I am trying to use python3 to return the bibtex citation generated by http://www.doi2bib.org/. The url's are predictable so the script can work out the url without having to interact with the web page. I have tried using selenium, bs4, etc but cant get the text inside the box.
url = "http://www.doi2bib.org/#/doi/10.1007/s00425-007-0544-9"
import urllib.request
from bs4 import BeautifulSoup
text = BeautifulSoup(urllib.request.urlopen(url).read())
print(text)
Can anyone suggest a way of returning the bibtex citation as a string (or whatever) in python?
You don't need BeautifulSoup
here.

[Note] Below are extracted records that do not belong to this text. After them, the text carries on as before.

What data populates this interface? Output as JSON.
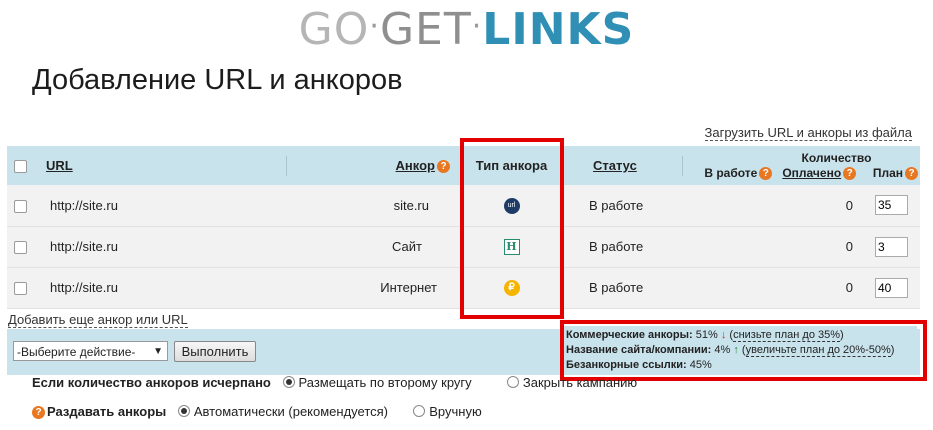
{
  "logo": {
    "part1": "GO",
    "part2": "GET",
    "part3": "LINKS"
  },
  "page_title": "Добавление URL и анкоров",
  "upload_link": "Загрузить URL и анкоры из файла",
  "table": {
    "headers": {
      "url": "URL",
      "anchor": "Анкор",
      "anchor_type": "Тип анкора",
      "status": "Статус",
      "quantity": "Количество",
      "in_work": "В работе",
      "paid": "Оплачено",
      "plan": "План"
    },
    "rows": [
      {
        "url": "http://site.ru",
        "anchor": "site.ru",
        "anchor_type_icon": "url-icon",
        "status": "В работе",
        "paid": "0",
        "plan": "35"
      },
      {
        "url": "http://site.ru",
        "anchor": "Сайт",
        "anchor_type_icon": "h-icon",
        "status": "В работе",
        "paid": "0",
        "plan": "3"
      },
      {
        "url": "http://site.ru",
        "anchor": "Интернет",
        "anchor_type_icon": "ruble-icon",
        "status": "В работе",
        "paid": "0",
        "plan": "40"
      }
    ]
  },
  "add_link": "Добавить еще анкор или URL",
  "action": {
    "select_value": "-Выберите действие-",
    "execute_label": "Выполнить"
  },
  "stats": {
    "commercial_label": "Коммерческие анкоры:",
    "commercial_value": "51%",
    "commercial_arrow": "↓",
    "commercial_action": "снизьте план до 35%",
    "site_name_label": "Название сайта/компании:",
    "site_name_value": "4%",
    "site_name_arrow": "↑",
    "site_name_action": "увеличьте план до 20%-50%",
    "noanchor_label": "Безанкорные ссылки:",
    "noanchor_value": "45%"
  },
  "options": {
    "exhausted_label": "Если количество анкоров исчерпано",
    "exhausted_opt1": "Размещать по второму кругу",
    "exhausted_opt2": "Закрыть кампанию",
    "distribute_label": "Раздавать анкоры",
    "distribute_opt1": "Автоматически (рекомендуется)",
    "distribute_opt2": "Вручную"
  },
  "colors": {
    "accent": "#2f8fb5",
    "header_bg": "#c9e3ec",
    "highlight": "#e30000",
    "help": "#e87722"
  }
}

There is an additional XHR request sent to the server to fill out the bibtex citation, simulate it, for example, with requests
:
import requests
bibtex_id = '10.1007/s00425-007-0544-9'
url = "http://www.doi2bib.org/#/doi/{id}".format(id=bibtex_id)

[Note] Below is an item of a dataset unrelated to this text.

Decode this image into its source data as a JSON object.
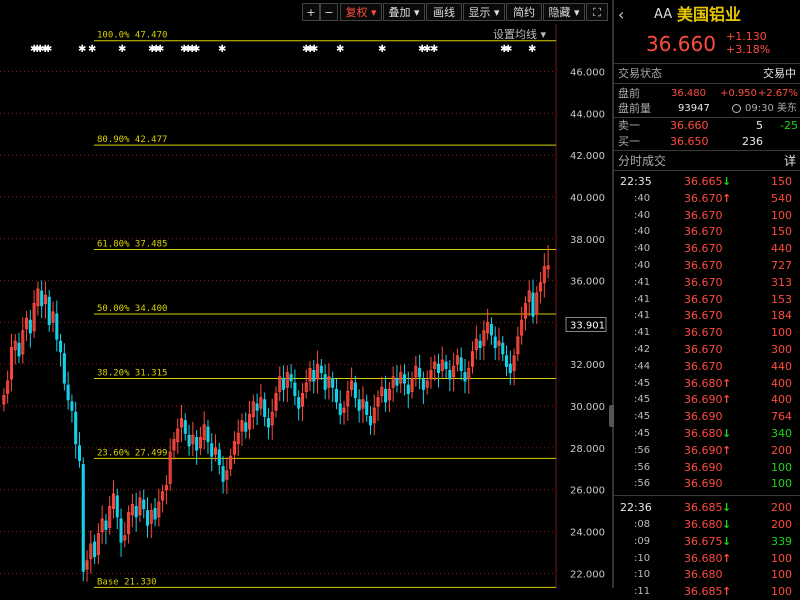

xhr_url = 'http://www.doi2bib.org/doi2bib'
with requests.Session() as session:
session.get(url)
response = session.get(xhr_url, params={'id': bibtex_id})
print(response.content)
Prints:
@article{Burgert_2007,
doi = {10.1007/s00425-007-0544-9},
url = {http://dx.doi.org/10.1007/s00425-007-0544-9},
year = 2007,
month = {jun},
publisher = {Springer Science $\mathplus$ Business Media},
volume = {226},
number = {4},
pages = {981--987},
author = {Ingo Burgert and Michaela Eder and Notburga Gierlinger and Peter Fratzl},
title = {Tensile and compressive stresses in tracheids are induced by swelling based on geometrical constraints of the wood cell},
journal = {Planta}
}
You can also solve it with selenium
. The key trick here is to use an Explicit Wait to wait for the citation to become visible:
from selenium import webdriver
from selenium.webdriver.common.by import By
from selenium.webdriver.support.ui import WebDriverWait
from selenium.webdriver.support import expected_conditions as EC
driver = webdriver.Firefox()
driver.get('http://www.doi2bib.org/#/doi/10.1007/s00425-007-0544-9')
element = WebDriverWait(driver, 10).until(EC.visibility_of_element_located((By.XPATH, '//pre[@ng-show="bib"]')))
print(element.text)
driver.close()
Prints the same as the above solution.